Cependant, à Syracuse, les généraux de Denys firent durant tout le jour le plus de mal qu’ils purent ; et, dès que la nuit fut venue, ils se retirèrent dans la citadelle, n’ayant perdu qu’un très-petit nombre des leurs. Alors les démagogues des Syracusains reprirent confiance, espérant que les ennemis s’en tiendraient à ce qu’ils venaient de faire : ils conseillèrent aux habitants de ne plus penser à Dion, et de ne pas le recevoir s’il venait à leur secours avec ses troupes. « Il ne faut pas, disaient-ils, céder la place au courage de ces étrangers, comme si nous les reconnaissions plus braves que nous-mêmes : ne devons qu’à nos propres forces le salut de notre ville et notre liberté. » Les magistrats envoient donc de nouveaux députés à Dion, pour l’empêcher de venir. Mais en même temps les cavaliers et les principaux citoyens en font partir d’autres pour le presser de hâter la marche. Ce fut là pour lui un motif de cheminer plus lentement. Quand la nuit fut avancée, ceux qui haïssaient Dion se saisirent des portes pour l’empêcher d’entrer dans la ville. Mais Nypsius fait sortir de la citadelle ses soldats plus nombreux et plus déterminés que la veille ; et ceux-ci, après avoir achevé de détruire la muraille qui les enfermait, se répandent par toute la ville, et la mettent au pillage.

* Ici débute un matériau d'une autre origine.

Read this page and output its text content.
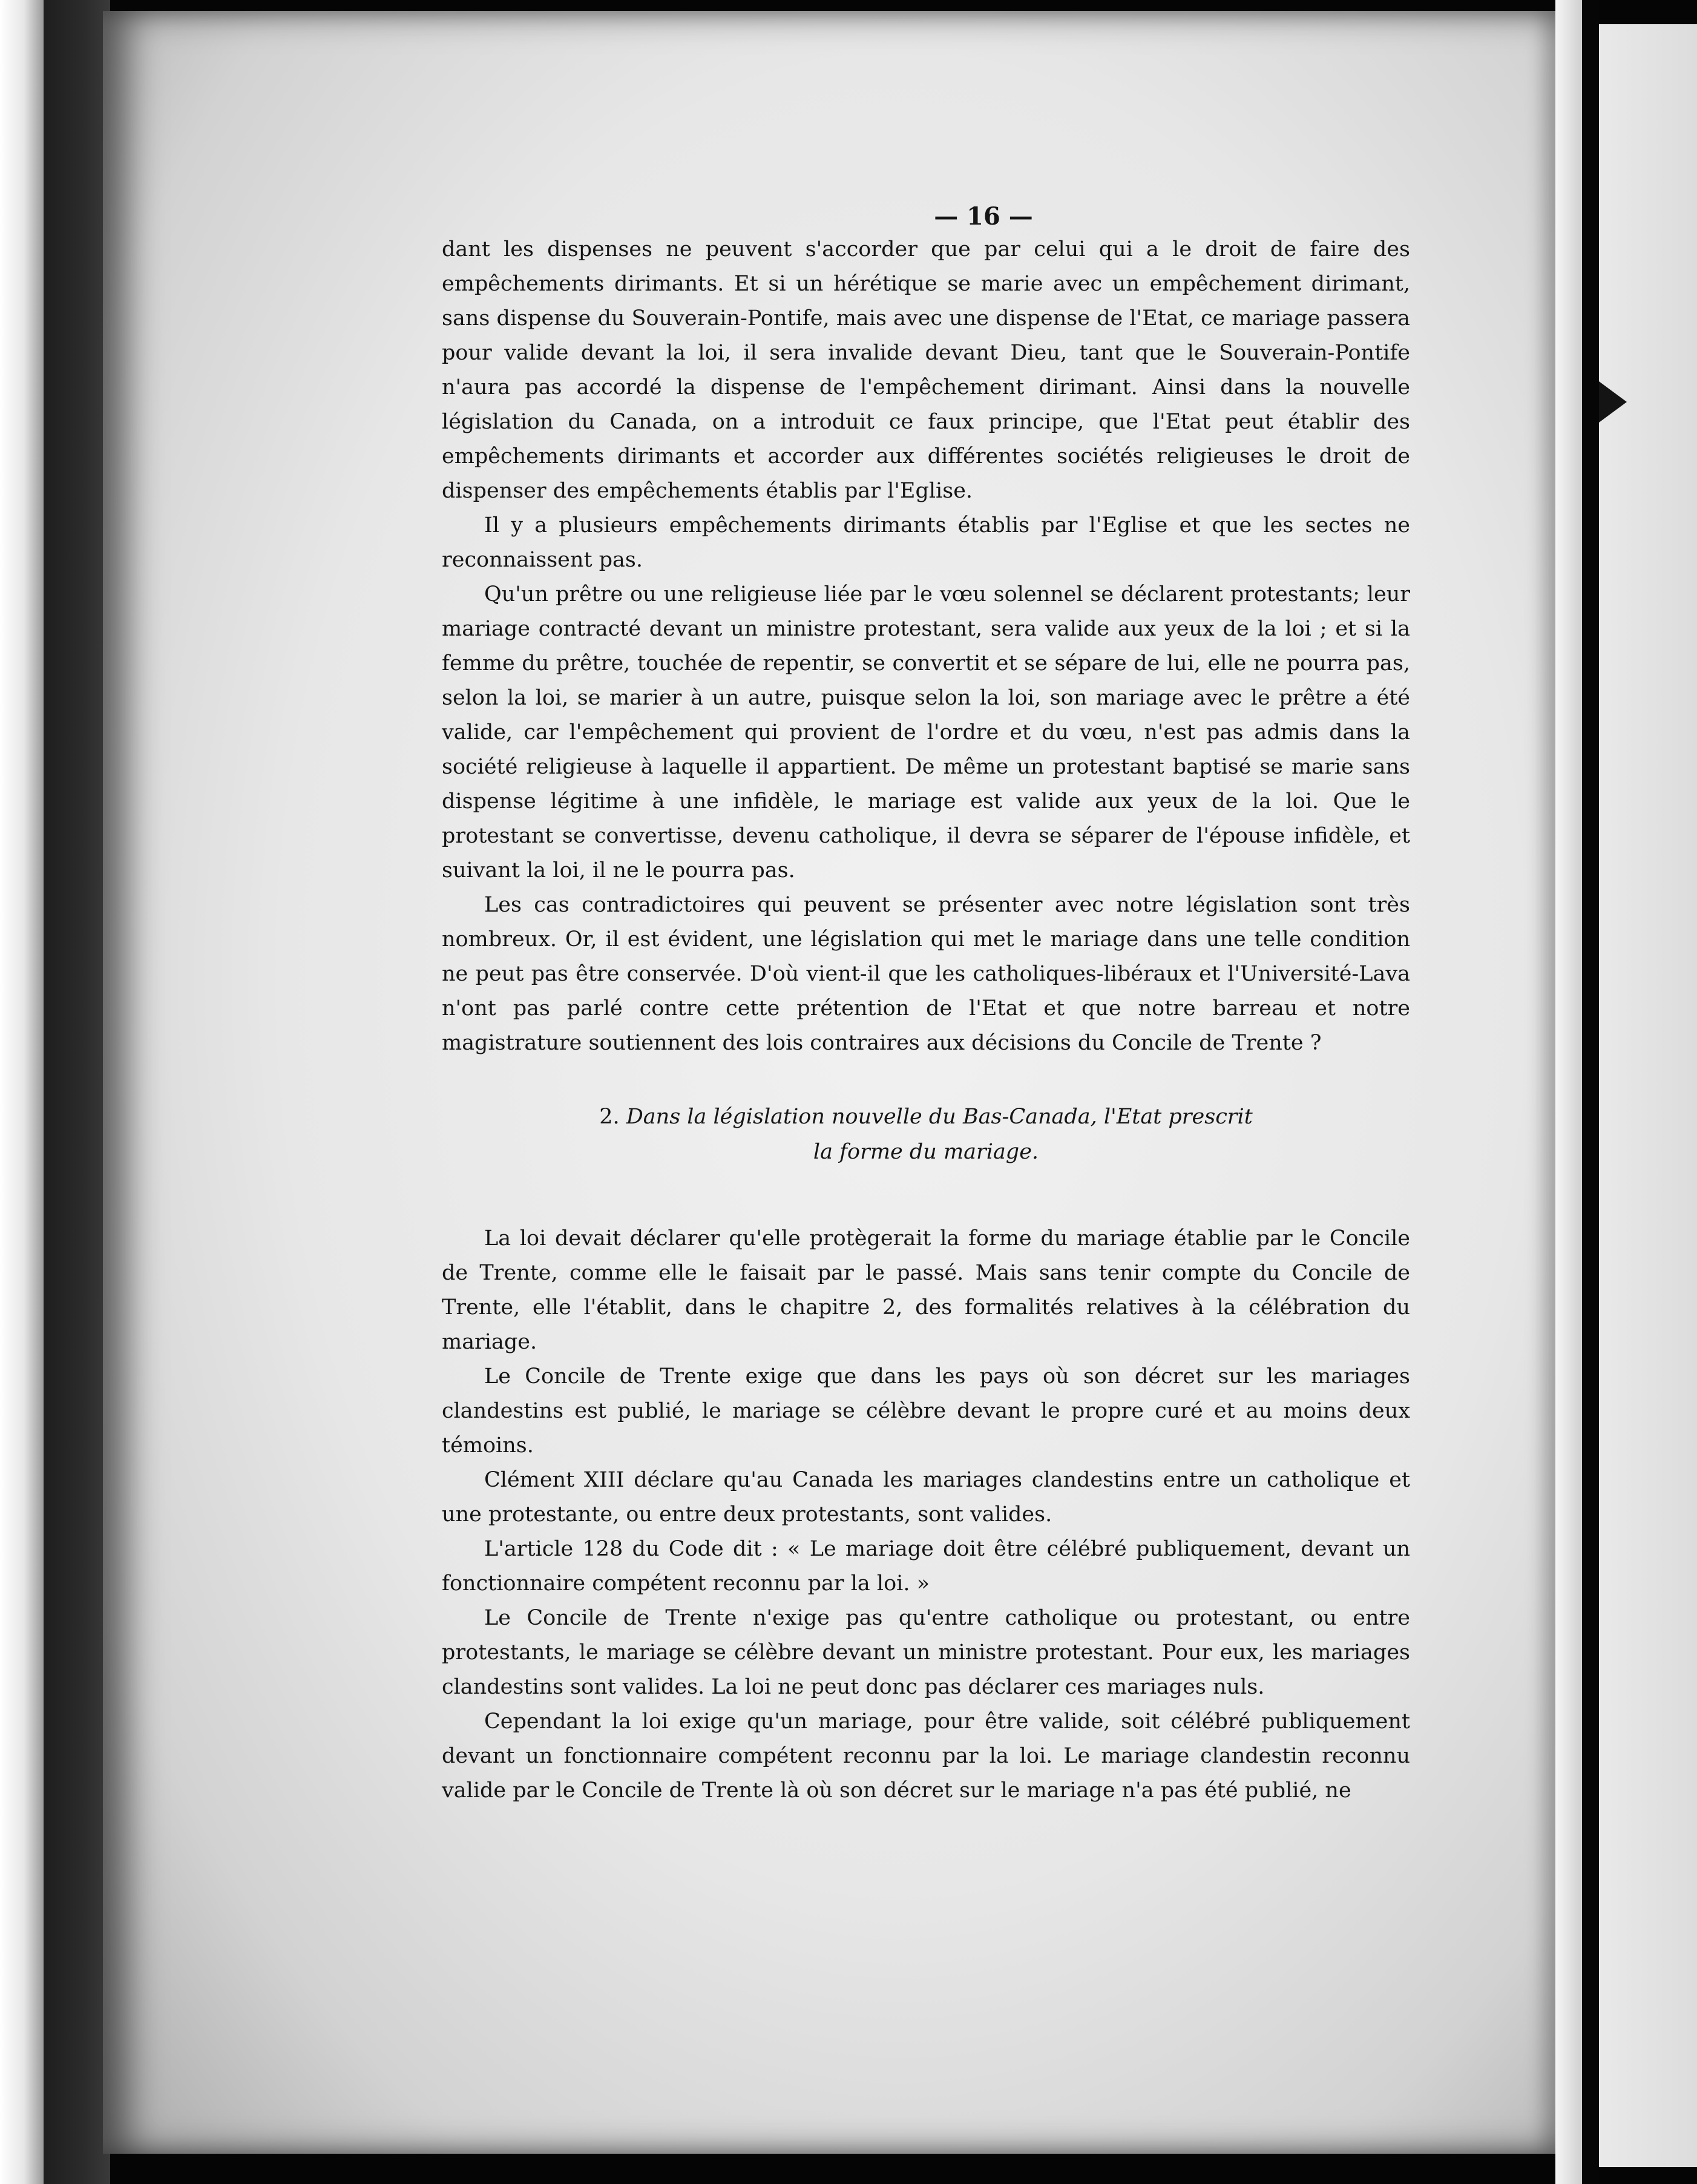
— 16 —

dant les dispenses ne peuvent s'accorder que par celui qui a le droit de faire des empêchements dirimants. Et si un hérétique se marie avec un empêchement dirimant, sans dispense du Souverain-Pontife, mais avec une dispense de l'Etat, ce mariage passera pour valide devant la loi, il sera invalide devant Dieu, tant que le Souverain-Pontife n'aura pas accordé la dispense de l'empêchement dirimant. Ainsi dans la nouvelle législation du Canada, on a introduit ce faux principe, que l'Etat peut établir des empêchements dirimants et accorder aux différentes sociétés religieuses le droit de dispenser des empêchements établis par l'Eglise.

Il y a plusieurs empêchements dirimants établis par l'Eglise et que les sectes ne reconnaissent pas.

Qu'un prêtre ou une religieuse liée par le vœu solennel se déclarent protestants; leur mariage contracté devant un ministre protestant, sera valide aux yeux de la loi ; et si la femme du prêtre, touchée de repentir, se convertit et se sépare de lui, elle ne pourra pas, selon la loi, se marier à un autre, puisque selon la loi, son mariage avec le prêtre a été valide, car l'empêchement qui provient de l'ordre et du vœu, n'est pas admis dans la société religieuse à laquelle il appartient. De même un protestant baptisé se marie sans dispense légitime à une infidèle, le mariage est valide aux yeux de la loi. Que le protestant se convertisse, devenu catholique, il devra se séparer de l'épouse infidèle, et suivant la loi, il ne le pourra pas.

Les cas contradictoires qui peuvent se présenter avec notre législation sont très nombreux. Or, il est évident, une législation qui met le mariage dans une telle condition ne peut pas être conservée. D'où vient-il que les catholiques-libéraux et l'Université-Lava n'ont pas parlé contre cette prétention de l'Etat et que notre barreau et notre magistrature soutiennent des lois contraires aux décisions du Concile de Trente ?

2. Dans la législation nouvelle du Bas-Canada, l'Etat prescrit
la forme du mariage.

La loi devait déclarer qu'elle protègerait la forme du mariage établie par le Concile de Trente, comme elle le faisait par le passé. Mais sans tenir compte du Concile de Trente, elle l'établit, dans le chapitre 2, des formalités relatives à la célébration du mariage.

Le Concile de Trente exige que dans les pays où son décret sur les mariages clandestins est publié, le mariage se célèbre devant le propre curé et au moins deux témoins.

Clément XIII déclare qu'au Canada les mariages clandestins entre un catholique et une protestante, ou entre deux protestants, sont valides.

L'article 128 du Code dit : « Le mariage doit être célébré publiquement, devant un fonctionnaire compétent reconnu par la loi. »

Le Concile de Trente n'exige pas qu'entre catholique ou protestant, ou entre protestants, le mariage se célèbre devant un ministre protestant. Pour eux, les mariages clandestins sont valides. La loi ne peut donc pas déclarer ces mariages nuls.

Cependant la loi exige qu'un mariage, pour être valide, soit célébré publiquement devant un fonctionnaire compétent reconnu par la loi. Le mariage clandestin reconnu valide par le Concile de Trente là où son décret sur le mariage n'a pas été publié, ne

Ils égorgent non-seulement les hommes, mais les femmes et les enfants : peu s’arrêtent à piller, on ne pense qu’à détruire ; car Denys, désespérant de ses affaires, et ayant voué aux Syracusains une haine implacable, voulait en quelque sorte ensevelir la tyrannie sous les mines de Syracuse[1]. Les sol-

  1. Plutarque ne veut pas dire que Denys exprimait présentement ce désir, puisque Denys n’était plus en Sicile ; il fait entendre que c’étaient là les ordres qu’il avait donnés à Nypsius.